The formal FOMC statement said:
Information received since the Federal Open Market Committee met in May indicates that the labor market remains strong and that economic activity is rising at a moderate rate. Job gains have been solid, on average, in recent months, and the unemployment rate has remained low. Although growth of household spending appears to have picked up from earlier in the year, indicators of business fixed investment have been soft. On a 12-month basis, overall inflation and inflation for items other than food and energy are running below 2 percent. Market-based measures of inflation compensation have declined; survey-based measures of longer-term inflation expectations are little changed.
… The Committee continues to view sustained expansion of economic activity, strong labor market conditions, and inflation near the Committee’s symmetric 2 percent objective as the most likely outcomes, but uncertainties about this outlook have increased. In light of these uncertainties and muted inflation pressures, the Committee will closely monitor the implications of incoming information for the economic outlook and will act as appropriate to sustain the expansion, with a strong labor market and inflation near its symmetric 2 percent objective.

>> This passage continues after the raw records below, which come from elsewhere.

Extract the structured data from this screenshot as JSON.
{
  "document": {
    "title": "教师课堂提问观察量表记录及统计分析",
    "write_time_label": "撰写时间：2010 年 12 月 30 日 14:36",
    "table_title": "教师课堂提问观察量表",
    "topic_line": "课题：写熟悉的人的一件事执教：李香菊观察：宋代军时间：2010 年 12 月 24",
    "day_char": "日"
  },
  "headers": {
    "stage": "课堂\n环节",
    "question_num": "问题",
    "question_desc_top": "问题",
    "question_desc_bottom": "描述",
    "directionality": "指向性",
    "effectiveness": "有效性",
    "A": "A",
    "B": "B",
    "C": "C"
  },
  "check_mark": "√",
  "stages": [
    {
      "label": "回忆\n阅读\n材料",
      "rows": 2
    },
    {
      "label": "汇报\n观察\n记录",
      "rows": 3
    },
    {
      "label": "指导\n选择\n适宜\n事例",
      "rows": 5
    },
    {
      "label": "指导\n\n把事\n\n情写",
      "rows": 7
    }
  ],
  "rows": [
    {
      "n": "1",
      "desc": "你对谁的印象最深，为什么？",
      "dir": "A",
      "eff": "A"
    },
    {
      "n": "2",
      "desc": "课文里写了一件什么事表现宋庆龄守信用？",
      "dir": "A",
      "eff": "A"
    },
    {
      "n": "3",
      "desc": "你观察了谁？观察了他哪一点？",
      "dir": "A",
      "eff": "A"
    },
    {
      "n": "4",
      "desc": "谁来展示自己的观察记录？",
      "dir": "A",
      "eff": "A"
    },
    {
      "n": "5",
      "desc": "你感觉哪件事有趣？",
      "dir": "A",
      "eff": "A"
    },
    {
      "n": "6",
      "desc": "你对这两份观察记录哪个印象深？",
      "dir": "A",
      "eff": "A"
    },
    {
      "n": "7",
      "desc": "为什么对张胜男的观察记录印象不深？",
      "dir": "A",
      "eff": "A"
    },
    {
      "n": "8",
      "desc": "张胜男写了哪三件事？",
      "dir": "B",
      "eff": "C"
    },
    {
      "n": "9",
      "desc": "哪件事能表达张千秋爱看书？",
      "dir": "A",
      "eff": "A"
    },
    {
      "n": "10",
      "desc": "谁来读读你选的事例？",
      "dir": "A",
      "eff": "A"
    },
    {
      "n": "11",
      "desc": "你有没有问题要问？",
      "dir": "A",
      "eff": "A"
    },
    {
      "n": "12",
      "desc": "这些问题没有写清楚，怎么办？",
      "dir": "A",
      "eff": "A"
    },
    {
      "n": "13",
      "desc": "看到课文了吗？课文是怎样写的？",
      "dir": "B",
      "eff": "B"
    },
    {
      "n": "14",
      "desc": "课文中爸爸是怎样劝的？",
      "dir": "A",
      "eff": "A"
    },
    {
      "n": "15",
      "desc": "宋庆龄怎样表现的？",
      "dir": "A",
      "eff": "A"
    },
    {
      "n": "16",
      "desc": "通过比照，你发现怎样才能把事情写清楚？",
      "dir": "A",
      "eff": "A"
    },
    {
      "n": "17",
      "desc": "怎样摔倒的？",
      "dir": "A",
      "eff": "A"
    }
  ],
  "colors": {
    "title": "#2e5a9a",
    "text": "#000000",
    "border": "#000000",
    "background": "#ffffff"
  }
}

The Fed’s projections are not much changed since March on GDP. Those are now 2.1% for 2019, 2.0% for 2020 and 1.8% for 2021 with a longer-run forecast of 1.9% in real GDP growth. Unemployment forecasts have been moved down to 3.6% for 2019, 3.7% for 2020 and 3.8% for 2021. The PCE inflation expectations moved lower to 1.5% for 2019 and 1.9% for 2020; and core-PCE inflation expectations moved down to 1.8% in 2019 and 1.9% in 2020.
The Dow has risen by about 55 points to 26,522 after the news, and the S&P 500 was up about 6.50 points to 2,924.20. Gold was higher by $8.00 per ounce to $1,358.80 and crude oil was last seen down 35-cents at $53.55 per barrel.
Where the big move was seen was in the 10-year Treasury note and 30-year Treasury bond. The 10-year yield fell from about 2.085% down to 2.049% and the 30-year fell from just over 2.57% down to 2.56% since the FOMC’s formal announcement and forecasts.
Now the markets just have to interpret what Fed Chairman Jerome Powell means when he gives his post-meeting press conference.